I was doing some reading and everyone keeps saying that Linux is better. So why the heck are people still using Unix. I'm really green, please fill me in.

http://wiki.answers.com/Q/Which_is_better_Linux_or_Unix


----------



## SirDice (Mar 5, 2013)

That horse has been beaten to death...

[thread=9294]FreeBSD? So, what is it?[/thread]


----------



## vermaden (Mar 5, 2013)

GenosTechServices said:
			
		

> I was doing some reading and everyone keeps saying that Linux is better. So why the heck are people still using Unix. I'm really green, please fill me in.



These two should give You the idea:
http://www.pappp.net/?p=969
http://data.wxcafe.net/archives/126/


----------



## SirDice (Mar 5, 2013)

And in case you're wondering where we (FreeBSD) come from:

http://www.freebsd.org/cgi/cvsweb.c...ly-tree?rev=1.130.2.6;content-type=text/plain


----------



## Deleted member 9563 (Mar 5, 2013)

I'm an amateur, although I have had a keen interest for over 35 years now. When I read the 9 precepts of the UNIX philosophy (thanks for the links vermaden!) it becomes obvious why I'm interested in FreeBSD now. I've used DOS for years, and still do daily, completely eschewing the MS-Windows stuff which started to irritate me more and more as it developed. I eventually came to see that UNIX is what DOS came from. It was just a simpler version. I have never really run applications in DOS, I just have a large collection of hand picked utilities that I can string together to make it do what I want. This way of working has made me "own" the system. I can do things my way, and don't have to follow (actually fight) fashionable trends.
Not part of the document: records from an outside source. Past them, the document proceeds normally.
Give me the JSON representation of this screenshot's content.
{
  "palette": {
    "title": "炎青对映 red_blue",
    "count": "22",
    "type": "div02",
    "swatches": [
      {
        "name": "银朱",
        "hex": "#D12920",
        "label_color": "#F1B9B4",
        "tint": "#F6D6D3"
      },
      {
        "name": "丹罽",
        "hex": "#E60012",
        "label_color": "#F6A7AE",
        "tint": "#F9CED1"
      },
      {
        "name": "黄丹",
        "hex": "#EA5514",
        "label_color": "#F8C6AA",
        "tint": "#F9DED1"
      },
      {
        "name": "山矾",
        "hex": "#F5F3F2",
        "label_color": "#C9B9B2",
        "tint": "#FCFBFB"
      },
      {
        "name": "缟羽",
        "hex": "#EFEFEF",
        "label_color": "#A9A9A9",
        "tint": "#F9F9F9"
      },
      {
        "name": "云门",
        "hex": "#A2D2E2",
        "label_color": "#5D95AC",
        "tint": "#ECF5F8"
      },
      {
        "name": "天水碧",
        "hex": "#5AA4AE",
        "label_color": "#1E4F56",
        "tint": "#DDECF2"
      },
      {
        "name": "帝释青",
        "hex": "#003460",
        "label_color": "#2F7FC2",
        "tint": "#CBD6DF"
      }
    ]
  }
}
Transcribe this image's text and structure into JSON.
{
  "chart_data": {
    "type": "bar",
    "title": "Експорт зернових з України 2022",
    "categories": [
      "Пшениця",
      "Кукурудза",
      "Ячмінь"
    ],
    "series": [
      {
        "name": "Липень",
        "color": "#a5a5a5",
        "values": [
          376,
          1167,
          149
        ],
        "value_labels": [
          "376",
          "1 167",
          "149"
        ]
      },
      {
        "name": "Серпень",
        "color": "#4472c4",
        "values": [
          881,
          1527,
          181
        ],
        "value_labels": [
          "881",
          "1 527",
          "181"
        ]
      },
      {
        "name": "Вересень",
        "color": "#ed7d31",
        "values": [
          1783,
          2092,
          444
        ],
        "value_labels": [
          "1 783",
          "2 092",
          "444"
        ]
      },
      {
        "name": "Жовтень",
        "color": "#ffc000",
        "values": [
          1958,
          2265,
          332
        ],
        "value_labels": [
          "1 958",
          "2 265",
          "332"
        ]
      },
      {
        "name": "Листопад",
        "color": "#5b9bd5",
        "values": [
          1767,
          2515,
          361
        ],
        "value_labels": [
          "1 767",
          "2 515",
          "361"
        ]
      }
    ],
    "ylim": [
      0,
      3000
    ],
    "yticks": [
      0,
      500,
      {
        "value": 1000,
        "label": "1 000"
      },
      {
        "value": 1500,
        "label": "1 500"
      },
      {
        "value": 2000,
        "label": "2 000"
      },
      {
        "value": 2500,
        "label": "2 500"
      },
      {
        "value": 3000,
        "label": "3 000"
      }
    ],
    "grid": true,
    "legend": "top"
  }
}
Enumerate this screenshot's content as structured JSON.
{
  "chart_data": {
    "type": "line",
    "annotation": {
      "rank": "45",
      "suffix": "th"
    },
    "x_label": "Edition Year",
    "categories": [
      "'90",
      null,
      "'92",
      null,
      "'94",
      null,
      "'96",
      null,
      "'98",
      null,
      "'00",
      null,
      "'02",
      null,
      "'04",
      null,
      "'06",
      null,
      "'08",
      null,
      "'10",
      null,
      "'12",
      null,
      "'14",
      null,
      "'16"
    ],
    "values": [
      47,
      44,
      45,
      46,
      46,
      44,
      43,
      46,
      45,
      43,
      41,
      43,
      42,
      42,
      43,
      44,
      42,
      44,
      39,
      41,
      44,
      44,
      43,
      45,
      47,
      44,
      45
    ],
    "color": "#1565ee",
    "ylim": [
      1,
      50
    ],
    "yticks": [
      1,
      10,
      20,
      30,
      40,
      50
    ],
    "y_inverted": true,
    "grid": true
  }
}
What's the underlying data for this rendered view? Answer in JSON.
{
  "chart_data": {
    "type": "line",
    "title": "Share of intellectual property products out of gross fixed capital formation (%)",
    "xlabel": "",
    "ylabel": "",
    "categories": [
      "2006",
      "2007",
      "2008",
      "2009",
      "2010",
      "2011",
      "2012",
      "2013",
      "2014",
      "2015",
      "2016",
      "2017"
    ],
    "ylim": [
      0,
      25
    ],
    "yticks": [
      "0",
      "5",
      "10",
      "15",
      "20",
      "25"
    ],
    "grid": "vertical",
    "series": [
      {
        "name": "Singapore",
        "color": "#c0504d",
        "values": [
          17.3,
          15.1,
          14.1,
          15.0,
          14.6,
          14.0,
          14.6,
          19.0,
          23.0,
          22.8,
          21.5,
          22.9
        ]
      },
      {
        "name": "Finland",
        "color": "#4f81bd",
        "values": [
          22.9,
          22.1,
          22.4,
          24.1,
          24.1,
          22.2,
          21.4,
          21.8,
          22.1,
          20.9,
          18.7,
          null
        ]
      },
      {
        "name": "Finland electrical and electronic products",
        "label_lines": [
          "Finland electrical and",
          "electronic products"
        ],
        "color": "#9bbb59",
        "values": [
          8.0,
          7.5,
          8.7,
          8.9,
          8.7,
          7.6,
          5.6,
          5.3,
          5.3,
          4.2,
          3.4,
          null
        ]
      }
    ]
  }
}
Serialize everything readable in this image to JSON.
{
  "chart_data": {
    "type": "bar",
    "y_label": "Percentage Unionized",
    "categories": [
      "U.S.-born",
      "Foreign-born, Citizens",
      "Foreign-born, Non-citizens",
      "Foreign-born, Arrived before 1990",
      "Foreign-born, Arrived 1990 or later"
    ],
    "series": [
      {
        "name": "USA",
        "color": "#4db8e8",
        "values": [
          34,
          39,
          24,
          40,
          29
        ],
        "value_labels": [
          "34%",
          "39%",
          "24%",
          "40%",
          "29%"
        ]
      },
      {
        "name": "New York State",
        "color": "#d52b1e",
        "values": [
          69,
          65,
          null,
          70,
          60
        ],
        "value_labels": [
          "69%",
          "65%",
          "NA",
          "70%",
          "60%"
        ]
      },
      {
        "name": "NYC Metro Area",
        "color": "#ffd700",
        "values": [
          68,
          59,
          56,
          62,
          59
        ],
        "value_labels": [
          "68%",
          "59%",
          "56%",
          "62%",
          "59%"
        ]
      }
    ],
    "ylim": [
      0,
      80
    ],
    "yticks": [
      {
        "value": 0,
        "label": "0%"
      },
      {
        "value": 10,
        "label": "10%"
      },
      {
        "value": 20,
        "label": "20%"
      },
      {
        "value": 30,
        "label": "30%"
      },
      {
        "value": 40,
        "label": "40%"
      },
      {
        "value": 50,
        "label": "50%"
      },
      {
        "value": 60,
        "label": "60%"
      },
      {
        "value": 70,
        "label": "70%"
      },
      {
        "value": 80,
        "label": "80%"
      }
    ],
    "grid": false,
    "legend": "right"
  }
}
Of course I started using Linux when it came out, and I'm glad I did. But in the end, it also moved more and more away from what I could accept. It was just a good way to learn stuff and prepare me for the real thing. To me Linux is not better, because it is going the way of MS-Windows, requiring more and more resources and always changing for reasons that have nothing to do with computing.


----------



## drhowarddrfine (Mar 5, 2013)

OJ said:
			
		

> To me Linux is not better, because it is going the way of MS-Windows, requiring more and more resources and always changing for reasons that have nothing to do with computing.


Exactly! And I've been saying for quite a while now that I no longer consider Linux a Unix-like system.

More attitude problems.


----------



## sossego (Mar 5, 2013)

It seems that the majority of the posts to that article are from Linux developers.
If the shift was to go completely to Apple, those same developers would complain about it being unfair.
It is better that one uses more than one system to develop upon.


----------



## zspider (Mar 6, 2013)

drhowarddrfine said:
			
		

> Exactly! And I've been saying for quite a while now that I no longer consider Linux a Unix-like system.
> 
> More attitude problems.



I agree, they've forsaken a lot of the UNIX philosophy.


----------



## throAU (Mar 7, 2013)

sossego said:
			
		

> It seems that the majority of the posts to that article are from Linux developers.
> If the shift was to go completely to Apple, those same developers would complain about it being unfair.
> It is better that one uses more than one system to develop upon.




Well, this is to be expected, having been posted to lwn.net, a Linux site.

I'd actually consider OS X to be far closer to Unix than Linux.  The user land CLI tools are the same (BSD not GNU), and the whole concept of Objective-C (message passing between smaller objects that can be extended and manipulated whether or not you have the source code to them or not) seems FAR more UNIX-y to me than the C++ alternative.

Even the GUI apps mostly retain the ability to have data sent to or read from them via AppleScript, in a manner somewhat reminiscent of command-line pipes.

Hell, Apple still even maintain man pages for all their CLI stuff and there is still generally command line tools to do most of what you can do in the GUI.


----------



## drhowarddrfine (Mar 7, 2013)

throAU said:
			
		

> I'd actually consider OS X to be far closer to Unix than Linux.


Since OSX is certified Unix I think that's a pretty good consideration.


----------